Tell me all about your books. Why do you believe readers enjoy them?
I feel the semi-autobiographical elements give a depth that can only come from reading something that has already or is maybe going to happen. With the lyrical atmosphere, it’s a believable hard fiction with a killer soundtrack. I use metaphysical tools to place the reader in my past and present.
What books do you like to read and how do they impact on your own writing?
I try to master the art of saying complex things in a simple way. There are so many good writers to discover and old favourites — true masters at it. I’ve been lucky and discovered some great new ones through my writing.
Is there anything else that influences your writing (places, people, films etc)?
Ghosts and future memories of the cities, music, people and life I’ve encountered all wrestle round in my head, waiting to be written out.
I always have a notebook for short story ideas and another for my novels to make notes with me. These notebooks are written into each story. They’re as real as the characters and places in them.

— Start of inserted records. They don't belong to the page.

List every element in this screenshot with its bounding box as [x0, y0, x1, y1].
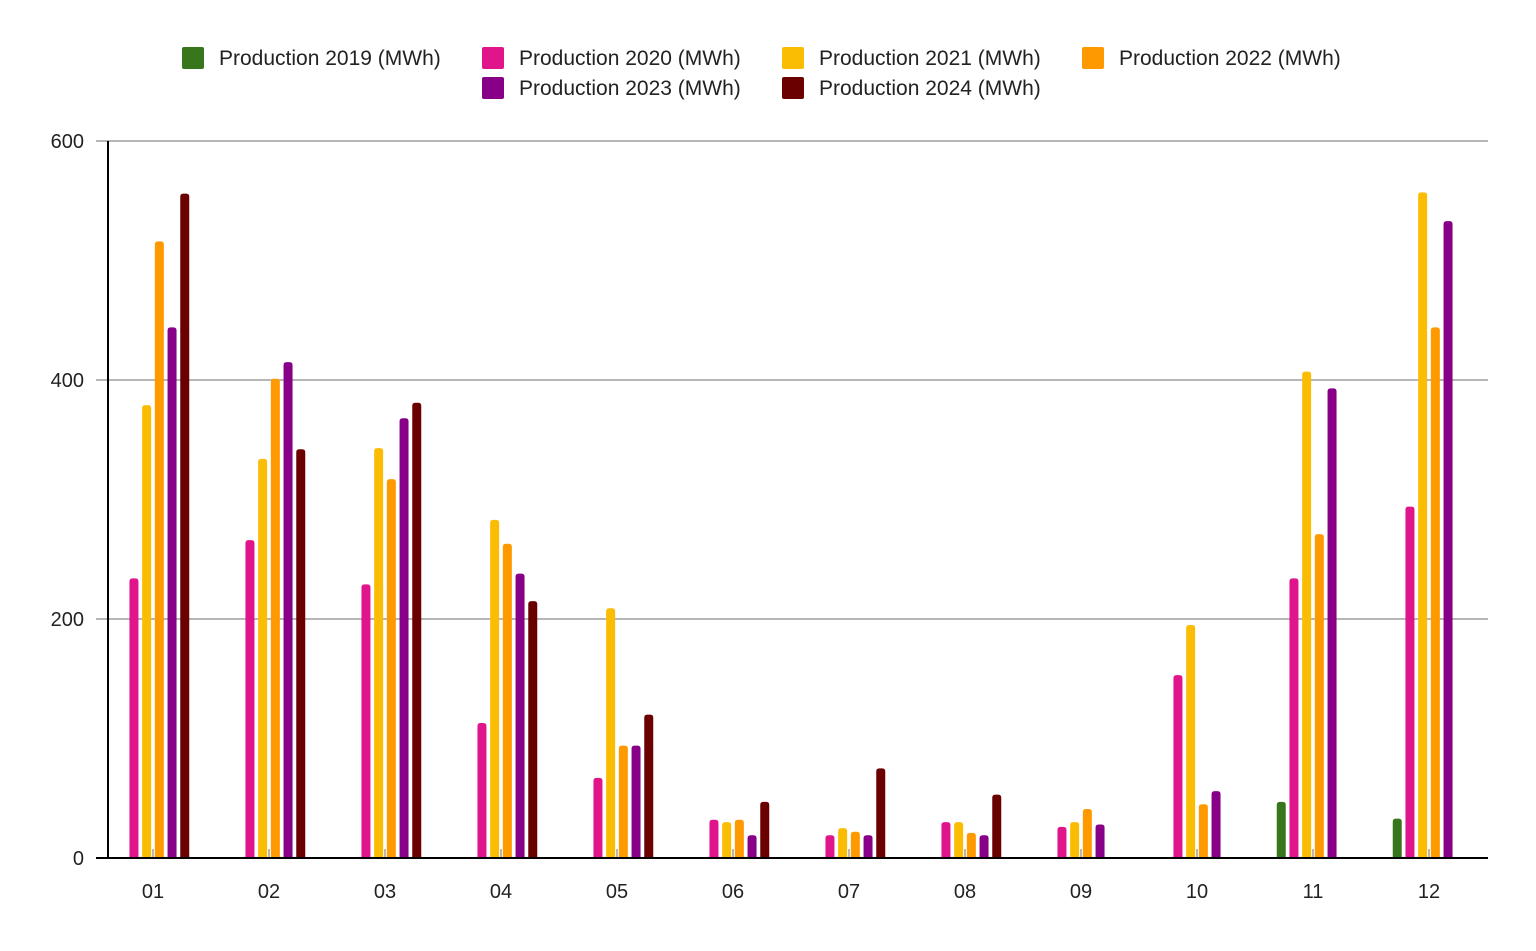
bar-06-series-4 — [747, 835, 757, 858]
x-tick-label-01: 01 — [142, 881, 164, 903]
bar-01-series-2 — [142, 405, 152, 858]
bar-09-series-4 — [1095, 824, 1105, 858]
x-tick-label-10: 10 — [1186, 881, 1208, 903]
bar-10-series-1 — [1173, 675, 1183, 858]
bar-02-series-3 — [270, 378, 280, 858]
bar-06-series-2 — [722, 822, 732, 858]
bar-04-series-3 — [502, 543, 512, 858]
x-tick-label-02: 02 — [258, 881, 280, 903]
bar-06-series-3 — [734, 819, 744, 858]
bars — [129, 192, 1453, 858]
x-tick-label-08: 08 — [954, 881, 976, 903]
legend-label-4: Production 2023 (MWh) — [519, 77, 741, 100]
bar-03-series-2 — [374, 448, 384, 858]
bar-12-series-0 — [1392, 818, 1402, 858]
bar-10-series-4 — [1211, 791, 1221, 858]
y-tick-label-400: 400 — [51, 370, 84, 392]
legend-swatch-2 — [782, 47, 804, 69]
bar-07-series-3 — [850, 831, 860, 858]
x-tick-label-05: 05 — [606, 881, 628, 903]
bar-02-series-1 — [245, 540, 255, 858]
bar-01-series-5 — [180, 193, 190, 858]
bar-05-series-5 — [644, 714, 654, 858]
bar-08-series-5 — [992, 794, 1002, 858]
x-tick-label-03: 03 — [374, 881, 396, 903]
bar-06-series-5 — [760, 801, 770, 858]
bar-04-series-1 — [477, 722, 487, 858]
x-tick-label-06: 06 — [722, 881, 744, 903]
bar-12-series-2 — [1418, 192, 1428, 858]
bar-08-series-2 — [954, 822, 964, 858]
bar-08-series-3 — [966, 832, 976, 858]
legend-swatch-5 — [782, 77, 804, 99]
bar-06-series-1 — [709, 819, 719, 858]
bar-10-series-2 — [1186, 624, 1196, 858]
bar-12-series-1 — [1405, 506, 1415, 858]
y-tick-label-0: 0 — [73, 848, 84, 870]
bar-09-series-1 — [1057, 826, 1067, 858]
bar-09-series-2 — [1070, 822, 1080, 858]
legend-label-2: Production 2021 (MWh) — [819, 47, 1041, 70]
legend-swatch-3 — [1082, 47, 1104, 69]
legend-swatch-1 — [482, 47, 504, 69]
legend-label-0: Production 2019 (MWh) — [219, 47, 441, 70]
bar-12-series-3 — [1430, 327, 1440, 858]
bar-07-series-1 — [825, 835, 835, 858]
y-tick-label-600: 600 — [51, 131, 84, 153]
bar-09-series-3 — [1082, 809, 1092, 858]
bar-05-series-2 — [606, 608, 616, 858]
bar-03-series-5 — [412, 402, 422, 858]
bar-02-series-5 — [296, 449, 306, 858]
bar-04-series-2 — [490, 519, 500, 858]
bar-08-series-1 — [941, 822, 951, 858]
bar-03-series-4 — [399, 418, 409, 858]
bar-04-series-5 — [528, 601, 538, 858]
bar-02-series-4 — [283, 362, 293, 858]
bar-05-series-3 — [618, 745, 628, 858]
grid-lines — [96, 140, 1488, 620]
legend-swatch-4 — [482, 77, 504, 99]
y-tick-label-200: 200 — [51, 609, 84, 631]
bar-07-series-5 — [876, 768, 886, 858]
bar-11-series-1 — [1289, 578, 1299, 858]
bar-11-series-2 — [1302, 371, 1312, 858]
bar-08-series-4 — [979, 835, 989, 858]
bar-05-series-4 — [631, 745, 641, 858]
x-tick-label-07: 07 — [838, 881, 860, 903]
bar-11-series-4 — [1327, 388, 1337, 858]
x-tick-label-04: 04 — [490, 881, 512, 903]
bar-11-series-3 — [1314, 534, 1324, 858]
bar-10-series-3 — [1198, 804, 1208, 858]
bar-05-series-1 — [593, 777, 603, 858]
axes: 0 200 400 600 01 02 03 04 05 06 07 08 09 10 11 12 — [51, 131, 1488, 903]
x-tick-label-09: 09 — [1070, 881, 1092, 903]
x-tick-label-12: 12 — [1418, 881, 1440, 903]
legend: Production 2019 (MWh) Production 2020 (MW… — [182, 47, 1341, 100]
bar-03-series-1 — [361, 584, 371, 858]
bar-07-series-4 — [863, 835, 873, 858]
bar-11-series-0 — [1276, 801, 1286, 858]
legend-label-1: Production 2020 (MWh) — [519, 47, 741, 70]
bar-01-series-4 — [167, 327, 177, 858]
bar-04-series-4 — [515, 573, 525, 858]
bar-02-series-2 — [258, 458, 268, 858]
bar-12-series-4 — [1443, 221, 1453, 858]
bar-01-series-1 — [129, 578, 139, 858]
legend-label-3: Production 2022 (MWh) — [1119, 47, 1341, 70]
legend-swatch-0 — [182, 47, 204, 69]
bar-07-series-2 — [838, 828, 848, 858]
bar-03-series-3 — [386, 479, 396, 858]
bar-01-series-3 — [154, 241, 164, 858]
x-tick-label-11: 11 — [1303, 881, 1324, 903]
legend-label-5: Production 2024 (MWh) — [819, 77, 1041, 100]
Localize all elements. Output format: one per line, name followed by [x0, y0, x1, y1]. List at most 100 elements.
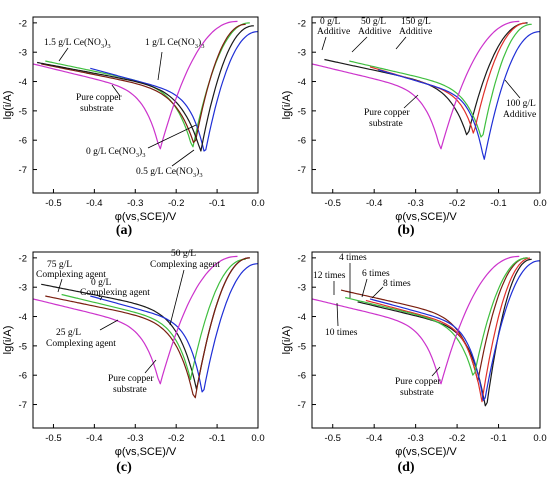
- arrow-c-2: [99, 296, 103, 301]
- annotation-d-10times: 10 times: [325, 328, 358, 338]
- x-tick-label: -0.4: [86, 433, 102, 444]
- annotation-d-4times: 4 times: [339, 253, 367, 263]
- x-tick-label: -0.5: [45, 198, 61, 209]
- series-line-a-4: [32, 20, 238, 150]
- arrow-c-3: [169, 269, 185, 326]
- y-tick-label: -6: [19, 371, 27, 382]
- y-tick-label: -4: [19, 77, 27, 88]
- annotation-b-150gL: 150 g/L: [401, 17, 431, 27]
- x-tick-label: -0.2: [449, 198, 465, 209]
- x-tick-label: -0.4: [86, 198, 102, 209]
- y-axis-label: lg(i/A): [281, 326, 293, 355]
- x-tick-label: 0.0: [251, 198, 264, 209]
- y-tick-label: -7: [19, 400, 27, 411]
- panel-b: -0.5 -0.4 -0.3 -0.2 -0.1 0.0 -2 -3 -4 -5 -6 -7 φ(vs,…: [281, 16, 547, 238]
- arrow-d-6: [431, 366, 441, 377]
- x-tick-label: -0.5: [45, 433, 61, 444]
- arrow-d-4: [371, 286, 384, 299]
- series-line-c-2: [90, 263, 259, 393]
- annotations-a: 1.5 g/L Ce(NO3)3 1 g/L Ce(NO3)3 Pure cop…: [44, 37, 204, 179]
- x-axis-label: φ(vs,SCE)/V: [115, 446, 177, 458]
- x-tick-label: -0.3: [407, 198, 423, 209]
- series-line-d-4: [345, 257, 528, 376]
- x-tick-label: -0.1: [209, 433, 225, 444]
- annotation-b-substrate: substrate: [369, 119, 403, 129]
- x-tick-label: -0.1: [209, 198, 225, 209]
- y-tick-label: -6: [19, 136, 27, 147]
- y-tick-label: -5: [298, 106, 306, 117]
- annotation-d-substrate: substrate: [400, 388, 434, 398]
- annotation-c-substrate: substrate: [113, 385, 147, 395]
- y-tick-label: -2: [298, 18, 306, 29]
- y-axis-label: lg(i/A): [281, 91, 293, 120]
- x-tick-label: 0.0: [251, 433, 264, 444]
- panel-c: -0.5 -0.4 -0.3 -0.2 -0.1 0.0 -2 -3 -4 -5 -6 -7 φ(vs,…: [2, 251, 265, 475]
- annotation-c-50gL-complexing: Complexing agent: [150, 260, 220, 270]
- y-tick-label: -5: [19, 106, 27, 117]
- y-tick-label: -3: [298, 283, 306, 294]
- y-tick-label: -2: [19, 253, 27, 264]
- arrow-b-4: [504, 79, 521, 99]
- series-line-b-3: [378, 31, 540, 160]
- arrow-a-3: [111, 84, 121, 97]
- y-tick-label: -5: [19, 341, 27, 352]
- arrow-d-3: [361, 278, 368, 298]
- y-tick-label: -3: [298, 48, 306, 59]
- annotation-b-pure-copper: Pure copper: [364, 108, 410, 118]
- y-tick-label: -3: [19, 283, 27, 294]
- y-axis-label: lg(i/A): [2, 326, 14, 355]
- arrow-c-1: [57, 278, 63, 293]
- annotations-b: 0 g/L Additive 50 g/L Additive 150 g/L A…: [317, 17, 536, 129]
- plot-frame: [311, 251, 541, 429]
- y-tick-label: -7: [298, 400, 306, 411]
- annotation-b-100gL: 100 g/L: [506, 99, 536, 109]
- y-tick-label: -5: [298, 341, 306, 352]
- y-tick-label: -7: [19, 165, 27, 176]
- x-tick-label: -0.1: [490, 198, 506, 209]
- x-tick-label: -0.2: [449, 433, 465, 444]
- annotation-c-25gL: 25 g/L: [56, 328, 81, 338]
- panel-label: (c): [116, 460, 132, 475]
- x-tick-label: -0.3: [407, 433, 423, 444]
- y-axis-label: lg(i/A): [2, 91, 14, 120]
- series-line-d-5: [311, 255, 520, 385]
- series-line-b-1: [349, 23, 532, 138]
- x-axis-label: φ(vs,SCE)/V: [395, 446, 457, 458]
- arrow-c-4: [99, 319, 119, 331]
- arrow-a-1: [58, 47, 69, 62]
- y-tick-label: -4: [298, 312, 306, 323]
- series-line-c-1: [61, 258, 246, 381]
- series-line-d-3: [369, 260, 541, 401]
- annotations-c: 75 g/L Complexing agent 0 g/L Complexing…: [36, 249, 220, 395]
- annotation-c-75gL-complexing: Complexing agent: [36, 270, 106, 280]
- arrow-b-2: [351, 36, 368, 53]
- annotation-b-0gL: 0 g/L: [320, 17, 341, 27]
- plot-frame: [32, 16, 259, 194]
- y-tick-label: -2: [19, 18, 27, 29]
- annotation-b-100gL-additive: Additive: [503, 110, 536, 120]
- y-tick-label: -6: [298, 371, 306, 382]
- annotation-b-150gL-additive: Additive: [399, 27, 432, 37]
- arrow-a-4: [147, 124, 197, 149]
- annotation-b-50gL: 50 g/L: [361, 17, 386, 27]
- y-tick-label: -3: [19, 48, 27, 59]
- x-tick-label: -0.3: [127, 433, 143, 444]
- x-tick-label: -0.1: [490, 433, 506, 444]
- annotation-c-75gL: 75 g/L: [47, 260, 72, 270]
- y-tick-label: -4: [298, 77, 306, 88]
- series-line-d-1: [357, 258, 532, 407]
- arrow-b-1: [321, 36, 327, 51]
- x-tick-label: -0.5: [325, 198, 341, 209]
- y-tick-label: -6: [298, 136, 306, 147]
- x-axis-label: φ(vs,SCE)/V: [115, 211, 177, 223]
- panel-label: (b): [397, 223, 414, 238]
- series-line-c-4: [32, 255, 238, 385]
- annotation-b-0gL-additive: Additive: [317, 27, 350, 37]
- arrow-b-3: [395, 36, 407, 50]
- series-line-a-1: [90, 31, 258, 152]
- panel-d: -0.5 -0.4 -0.3 -0.2 -0.1 0.0 -2 -3 -4 -5 -6 -7 φ(vs,…: [281, 251, 547, 475]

I listen to music and revisit it and the towns and cities my stories are set in, to add to the atmosphere too. This gives the words a lyrical feeling; like notes. The music and words weave together, pushing me on. It feeds the flow of it all as I go. Factory records, the Hacienda and the music of my time in Manchester (mid to late 90s) are at the heart of Untethereds’ follow-up, Transference. All four books in the series (so far) have intentional Joy Division feeling one-word titles with multiple interpretations.
If you could collaborate with anyone, living or dead, who would it be and why?
Michael Winterbottom’s The Killer Inside Me and 24hr Party People films made me think he’s passionate about the same music and themes that surround my stories; maybe I’ll send him a copy of something…
Ian Curtis, Sally Potter, Mary Harron, David Lynch, Stanley Kubrick, Mark E. Smith, Charles Bukowski and David Cronenberg are all just wistful thinking; to bring them together for a drink fuelled brain drop of ideas.
What’s next for your writing? Have you got any exciting plans to develop it that you can share with us?
I dabbled playing with horror tropes recently. I applied my semi-autobiographical elements, music and questions on identity. It’s just come out with Dead Man’s Tome in the U.S. I’d like to try the same with other genres as short story exercises. I saw some great old Western covers in an old bookshop at lunchtime and thought a dark and dirty Brit-Western-Noir would work for me: ‘A Weston-Super-Nightmare’.
Are there any new books or writers that you are looking forward to coming up?
Anything by Paul D. Brazill, Paul Heatley, Julian Barnes, Paul Auster and all the others I keep finding: there’s not enough time to quench the thirst they create.
Anything you’d like to add?
Thank you so much for the interview- I’m chuffed to be asked!